Bharatiya Nyaya Sanhita Bill, 2023

Sedition: section 124A of the IPC is a controversial provision as it criminalises bringing or attempting to bring hatred, contempt, or excitement towards the government. No other democratic country in the world has a provision like this.

So the new bill repealed it and penalises
  1. exciting or attempting to excite secession, armed rebellion, or subversive activities,
  2. encouraging feelings of separatist activities, or
  3. endangering sovereignty or unity and integrity of India.
These will be punishable with imprisonment of up to seven years or life imprisonment, and a fine.

Terrorism: The IPC does not define the act of terrorism, but the new act defines the terrorist acts, and it also penalises the conspiracy, organising, or assisting in preparation of any terrorist act with an imprisonment term between five years and life imprisonment and a fine of at least five lakh rupees.

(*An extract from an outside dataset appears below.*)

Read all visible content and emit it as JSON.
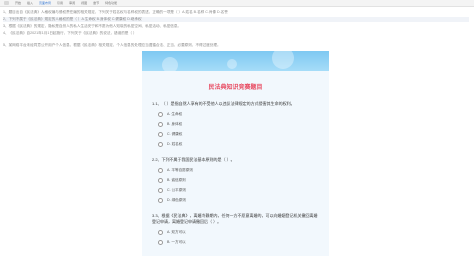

Organised Crime/ Petty Organised Crime: organised crime means and includes kidnapping, extortion, contract killing, land grabbing, financial scams, and cybercrime, carried out by use of violence, intimidation, or other unlawful means, to obtain material or financial benefit, and carried out by individuals acting singly or jointly, as members of or on behalf of a crime syndicate. Attempting or committing organised crime will be punishable. Petty organised crimes are those crimes which cause general feelings of insecurity among citizens, and are committed by organised criminal groups/gangs. These include organised pick pocketing, snatching, and theft.

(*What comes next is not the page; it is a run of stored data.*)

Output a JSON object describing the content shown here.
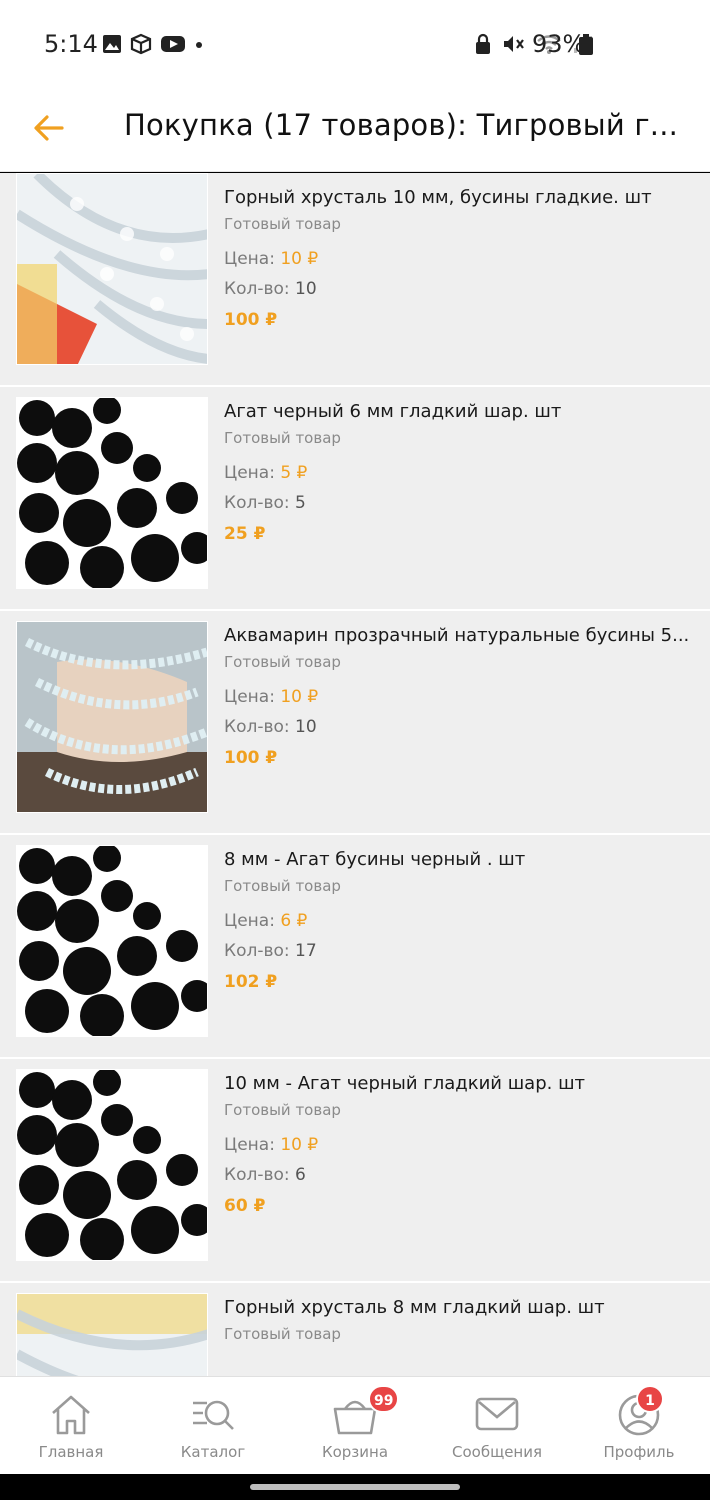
{
  "status_bar": {
    "time": "5:14",
    "battery": "93%"
  },
  "header": {
    "title": "Покупка (17 товаров): Тигровый г..."
  },
  "labels": {
    "price": "Цена:",
    "qty": "Кол-во:"
  },
  "items": [
    {
      "name": "Горный хрусталь 10 мм, бусины гладкие. шт",
      "status": "Готовый товар",
      "price": "10 ₽",
      "qty": "10",
      "total": "100 ₽"
    },
    {
      "name": "Агат черный 6 мм  гладкий шар. шт",
      "status": "Готовый товар",
      "price": "5 ₽",
      "qty": "5",
      "total": "25 ₽"
    },
    {
      "name": "Аквамарин прозрачный натуральные бусины 5...",
      "status": "Готовый товар",
      "price": "10 ₽",
      "qty": "10",
      "total": "100 ₽"
    },
    {
      "name": "8 мм - Агат бусины черный . шт",
      "status": "Готовый товар",
      "price": "6 ₽",
      "qty": "17",
      "total": "102 ₽"
    },
    {
      "name": "10 мм - Агат черный гладкий шар. шт",
      "status": "Готовый товар",
      "price": "10 ₽",
      "qty": "6",
      "total": "60 ₽"
    },
    {
      "name": "Горный хрусталь 8 мм гладкий шар. шт",
      "status": "Готовый товар"
    }
  ],
  "tabs": [
    {
      "label": "Главная",
      "icon": "home-icon"
    },
    {
      "label": "Каталог",
      "icon": "catalog-search-icon"
    },
    {
      "label": "Корзина",
      "icon": "basket-icon",
      "badge": "99"
    },
    {
      "label": "Сообщения",
      "icon": "envelope-icon"
    },
    {
      "label": "Профиль",
      "icon": "profile-icon",
      "badge": "1"
    }
  ],
  "colors": {
    "accent": "#f0a020",
    "badge": "#e84545"
  }
}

Caste or race based murder by group of people: The Bill says that people who kill five or more people for certain reasons will get a different punishment. Some of these are race, group, gender, place of birth, language, and religion. Each person who breaks the law will get between seven years and life in jail, or even death.

Sexual intercourse by deceitful means: The Bill makes it illegal to have sexual relations with a woman (that don't amount to rape) by tricking her or making a fake promise to marry her. It will be punished by a fine and a simple or harsh jail sentence of up to 10 years.

Bharatiya Sakshya Bill, 2023

Widens the scope of secondary evidences: The previous Act did not permit the use of e-evidences to the same extent. The scope of secondary evidence will also be expanded as a result of this bill, since it will now include evidences in electronic form as well as copies (soft copy) created of such evidences.

More understanding of mental disease: In the paragraph that was just described, the word "lunatic" has been changed to "person suffering from mental illnesses." This should make it easier for others to understand. This is definitely a step forward in the development of civilisation. It has been a taboo subject in India for such a significant amount of time.

The introduction of new criminal laws has taken everyone by surprise, but it was a much-needed change. Even after 77 years of freedom, we were still using the colonial-era laws, which were made in favour of British rulers. But there are many grey areas in the new law that need better interpretation; otherwise, they can be misused easily.

For instance, under Section 187 of the BNSS, the maximum period for which the accused can be kept in police custody is increased, which will make the accused vulnerable and put them at the mercy of police officers. Marital rape has not been included in the new law; Section 377 of the IPC is removed, which penalised non-consensual intercourse among same-sex persons, as they are not protected under rape provisions as rape only states non-consensual intercourse with women by men.